Number 5 – 2005 YZ450F
This was the last of the steel framed YZ450F’s and we had Darryl King at the controls. Its stands out to me as it was the last bike of its generation with the YZ450F going to an alloy frame in 2006 and because we have a good three or four years of development invested in the bike, we knew exactly what to do to it and what parts really made a difference.

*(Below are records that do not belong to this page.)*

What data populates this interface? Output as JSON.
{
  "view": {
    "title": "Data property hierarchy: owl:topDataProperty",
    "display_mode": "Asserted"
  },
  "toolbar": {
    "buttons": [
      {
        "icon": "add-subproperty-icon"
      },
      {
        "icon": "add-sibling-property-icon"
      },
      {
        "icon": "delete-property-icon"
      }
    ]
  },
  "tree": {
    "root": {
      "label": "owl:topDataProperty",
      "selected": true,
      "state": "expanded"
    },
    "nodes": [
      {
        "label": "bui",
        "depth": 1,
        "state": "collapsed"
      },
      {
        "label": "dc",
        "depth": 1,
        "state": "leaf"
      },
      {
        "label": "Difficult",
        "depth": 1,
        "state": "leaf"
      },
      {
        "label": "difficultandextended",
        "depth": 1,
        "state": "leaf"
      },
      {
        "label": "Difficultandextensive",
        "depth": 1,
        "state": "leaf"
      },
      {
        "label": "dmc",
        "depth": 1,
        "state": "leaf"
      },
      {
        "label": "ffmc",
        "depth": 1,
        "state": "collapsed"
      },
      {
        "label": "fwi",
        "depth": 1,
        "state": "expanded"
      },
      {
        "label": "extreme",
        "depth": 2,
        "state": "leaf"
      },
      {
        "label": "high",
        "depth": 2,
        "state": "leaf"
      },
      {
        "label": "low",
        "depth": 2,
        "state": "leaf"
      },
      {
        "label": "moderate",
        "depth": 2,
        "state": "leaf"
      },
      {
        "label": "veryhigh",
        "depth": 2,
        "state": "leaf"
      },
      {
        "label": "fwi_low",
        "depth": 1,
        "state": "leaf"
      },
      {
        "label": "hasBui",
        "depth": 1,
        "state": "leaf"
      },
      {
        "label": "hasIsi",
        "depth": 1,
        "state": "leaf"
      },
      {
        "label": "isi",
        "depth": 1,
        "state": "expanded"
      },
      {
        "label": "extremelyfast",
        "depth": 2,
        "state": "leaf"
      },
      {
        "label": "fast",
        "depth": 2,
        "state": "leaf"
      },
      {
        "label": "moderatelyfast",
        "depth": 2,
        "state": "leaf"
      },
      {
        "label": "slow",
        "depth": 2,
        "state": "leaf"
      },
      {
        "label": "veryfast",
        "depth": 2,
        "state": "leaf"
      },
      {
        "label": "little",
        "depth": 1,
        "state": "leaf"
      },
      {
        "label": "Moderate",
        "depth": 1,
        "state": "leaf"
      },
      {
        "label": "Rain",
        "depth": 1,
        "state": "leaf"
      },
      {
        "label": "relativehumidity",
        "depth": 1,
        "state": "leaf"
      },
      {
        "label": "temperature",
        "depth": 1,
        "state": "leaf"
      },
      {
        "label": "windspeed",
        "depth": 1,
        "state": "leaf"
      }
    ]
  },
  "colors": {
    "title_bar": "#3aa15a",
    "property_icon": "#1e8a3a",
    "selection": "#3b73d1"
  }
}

DK’s bike had a lot of factory Yamaha parts on it from Rinaldi, had Ohlin’s suspension which we had fine-tuned over the years and it was a real race bike. To watch it on the track it just ripped chunks out of the ground and DK had the muscle and experience to get the most from it. I still have that bike in the workshop today and often look at it as it was a special bike that holds great memories here at CDR.
Number 4 – 2010 YZ450F
The first of the reverse motor YZ450F and it stands out to me for several reasons. On a corporate level, it was such a brave and innovative decision for Yamaha to release a bike that was so different to what had been done in the past. The company was pushing the boundaries in so many areas and it became a new platform to develop from.
On track, we had years of success with those bikes from 2010 to 2013. Other race teams struggled with the bike, but we were able to find a good window of performance across the bike that allowed us to achieve great results. Gary Benn did a great job dialling in the chassis, our motors were strong and between Jay Marmont and Josh Coppins we experienced a lot of success on that bike.
Number 3 – 2005 YZ2502T
This was the first of the alloy framed YZ250s and essentially, it is the same bike that it is today so there is no question that it has stood the test of time well and it’s still an exciting and relevant bike now, as it was then.

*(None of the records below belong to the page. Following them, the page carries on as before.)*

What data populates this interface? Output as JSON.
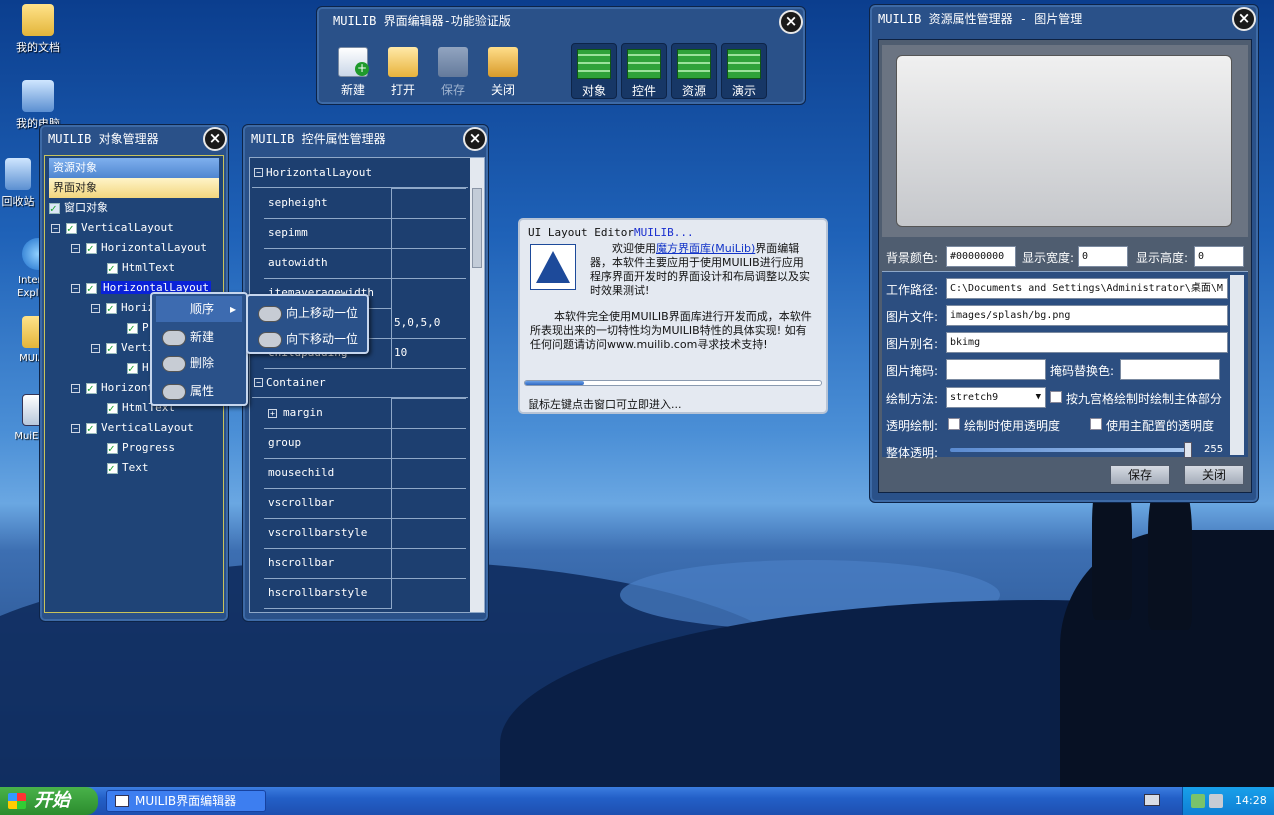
{
  "desktop_icons": [
    {
      "label": "我的文档",
      "icon": "documents-folder-icon"
    },
    {
      "label": "我的电脑",
      "icon": "my-computer-icon"
    },
    {
      "label": "回收站",
      "icon": "recycle-bin-icon"
    },
    {
      "label": "Internet Explorer",
      "icon": "internet-explorer-icon"
    },
    {
      "label": "MUIAPP",
      "icon": "folder-icon"
    },
    {
      "label": "MuiEditor",
      "icon": "application-icon"
    }
  ],
  "toolbar_window": {
    "title": "MUILIB 界面编辑器-功能验证版",
    "buttons": {
      "new": "新建",
      "open": "打开",
      "save": "保存",
      "close": "关闭"
    },
    "groups": {
      "objects": "对象",
      "controls": "控件",
      "resources": "资源",
      "demo": "演示"
    }
  },
  "object_manager": {
    "title": "MUILIB 对象管理器",
    "resource_objects": "资源对象",
    "ui_objects": "界面对象",
    "window_objects": "窗口对象",
    "nodes": {
      "n1": "VerticalLayout",
      "n2": "HorizontalLayout",
      "n3": "HtmlText",
      "n4": "HorizontalLayout",
      "n5": "HorizontalLayout",
      "n6": "P",
      "n7": "VerticalLayout",
      "n8": "H",
      "n9": "HorizontalLayout",
      "n10": "HtmlText",
      "n11": "VerticalLayout",
      "n12": "Progress",
      "n13": "Text"
    }
  },
  "context_menu": {
    "order": "顺序",
    "new": "新建",
    "delete": "删除",
    "properties": "属性",
    "move_up": "向上移动一位",
    "move_down": "向下移动一位"
  },
  "property_manager": {
    "title": "MUILIB 控件属性管理器",
    "cat_horizontal": "HorizontalLayout",
    "cat_container": "Container",
    "props": {
      "sepheight": "sepheight",
      "sepimm": "sepimm",
      "autowidth": "autowidth",
      "itemaveragewidth": "itemaveragewidth",
      "margin_label": "margin",
      "margin_value": "5,0,5,0",
      "childpadding": "childpadding",
      "childpadding_value": "10",
      "margin2": "margin",
      "group": "group",
      "mousechild": "mousechild",
      "vscrollbar": "vscrollbar",
      "vscrollbarstyle": "vscrollbarstyle",
      "hscrollbar": "hscrollbar",
      "hscrollbarstyle": "hscrollbarstyle"
    }
  },
  "splash": {
    "title_plain": "UI Layout Editor",
    "title_brand": "MUILIB...",
    "p1_before": "欢迎使用",
    "p1_link": "魔方界面库(MuiLib)",
    "p1_after": "界面编辑器，本软件主要应用于使用MUILIB进行应用程序界面开发时的界面设计和布局调整以及实时效果测试!",
    "p2": "本软件完全使用MUILIB界面库进行开发而成，本软件所表现出来的一切特性均为MUILIB特性的具体实现! 如有任何问题请访问www.muilib.com寻求技术支持!",
    "progress": 0.2,
    "footer": "鼠标左键点击窗口可立即进入..."
  },
  "resource_manager": {
    "title": "MUILIB 资源属性管理器 - 图片管理",
    "bg_color_label": "背景颜色:",
    "bg_color_value": "#00000000",
    "width_label": "显示宽度:",
    "width_value": "0",
    "height_label": "显示高度:",
    "height_value": "0",
    "work_path_label": "工作路径:",
    "work_path_value": "C:\\Documents and Settings\\Administrator\\桌面\\M",
    "image_file_label": "图片文件:",
    "image_file_value": "images/splash/bg.png",
    "image_alias_label": "图片别名:",
    "image_alias_value": "bkimg",
    "mask_label": "图片掩码:",
    "mask_value": "",
    "mask_replace_label": "掩码替换色:",
    "mask_replace_value": "",
    "draw_method_label": "绘制方法:",
    "draw_method_value": "stretch9",
    "ninegrid_label": "按九宫格绘制时绘制主体部分",
    "transparent_label": "透明绘制:",
    "use_transparency": "绘制时使用透明度",
    "use_main_transparency": "使用主配置的透明度",
    "opacity_label": "整体透明:",
    "opacity_value": "255",
    "save": "保存",
    "close": "关闭"
  },
  "taskbar": {
    "start": "开始",
    "task": "MUILIB界面编辑器",
    "clock": "14:28"
  }
}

We had great success on the bike with Troy Carroll who raced it to national supercross success. Despite the new frame, the motor had been the same for a few years and it was still the best in class, and it produced the kind of power every rider at the time wanted. 450cc four strokes were entering the market and in this racing category but for 2005 and 2006, we were able to hold them at bay with an awesome bike that was great at production level and even better when massaged into a race bike.

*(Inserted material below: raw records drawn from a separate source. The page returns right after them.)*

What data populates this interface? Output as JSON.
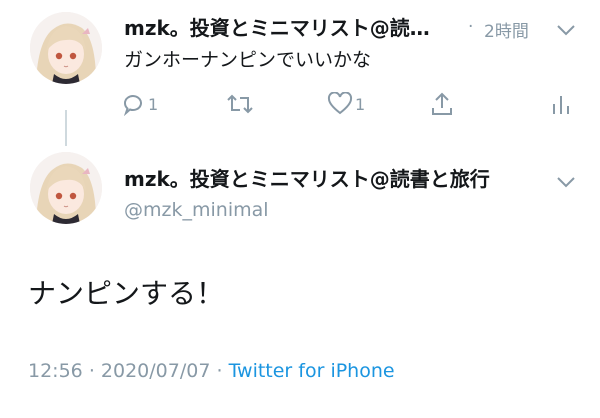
{
  "tweet1": {
    "display_name": "mzk。投資とミニマリスト@読…",
    "separator": "·",
    "time": "2時間",
    "text": "ガンホーナンピンでいいかな",
    "reply_count": "1",
    "like_count": "1",
    "icons": [
      "reply-icon",
      "retweet-icon",
      "like-icon",
      "share-icon",
      "analytics-icon",
      "chevron-down-icon"
    ]
  },
  "tweet2": {
    "display_name": "mzk。投資とミニマリスト@読書と旅行",
    "handle": "@mzk_minimal",
    "text": "ナンピンする！",
    "time": "12:56",
    "sep1": "·",
    "date": "2020/07/07",
    "sep2": "·",
    "source": "Twitter for iPhone"
  },
  "colors": {
    "text": "#14171a",
    "muted": "#8899a6",
    "link": "#1b95e0",
    "line": "#cfd9de"
  }
}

Number 2 – 2002/2003 YZ250F
Never has a bike leaped frogged and gapped its competition by such a huge margin like the YZ250F did to its rivals. It took another three years for other manufacturers to even get a 250F to market and by that time, the Yamaha had dominated on the track and in the sales race. The bike came out in 2001 and we were able to race it at Thumper events but it was 2002 when we really hit our stride with it in terms of a race bike as the development of performance parts had a huge benefit on the race track
We had Troy Carroll as our Lites rider at the time and he adjusting instantly to the bike and loved it from the first lap he ever did on it. We were then able to get some parts from Rinaldi, do some general testing and Troy and the YZ250F become nearly unbeatable over the next couple of years.
Number 1 – 1998 YZ400F
There is no doubt that in my time in racing, I have never seen a bike that has had more impact than the YZ400F. It not only changed people’s thinking of what a four stroke motocross bike was capable of but also bought many people back to the sport as the feel and sound reminded them of their youth.
I still have a vivid memory of watching our two riders at the time, Craig Anderson and Danny Ham in 1998. They went one and two that very first outing, (in fact Ando went on to win the first 12 moto’s in that series that year to take the Championship), ripping around the Barrabool circuit at the Thumper Nats. We were up against much larger capacity bikes, anywhere from 600 to 650cc, and these two 400’s were motoring past them across the top of Skyline. It was hard to believe that a mid-sized motor could generate that much speed and it was a jaw dropping moment for our competition would had to be scratching the heads.
Then the very next day, the local Geelong Yamaha dealer sold six bikes on the back of what people saw the day before at the track. Had that bike not been as good or successful as what it was, racing would look a lot different to what it does today.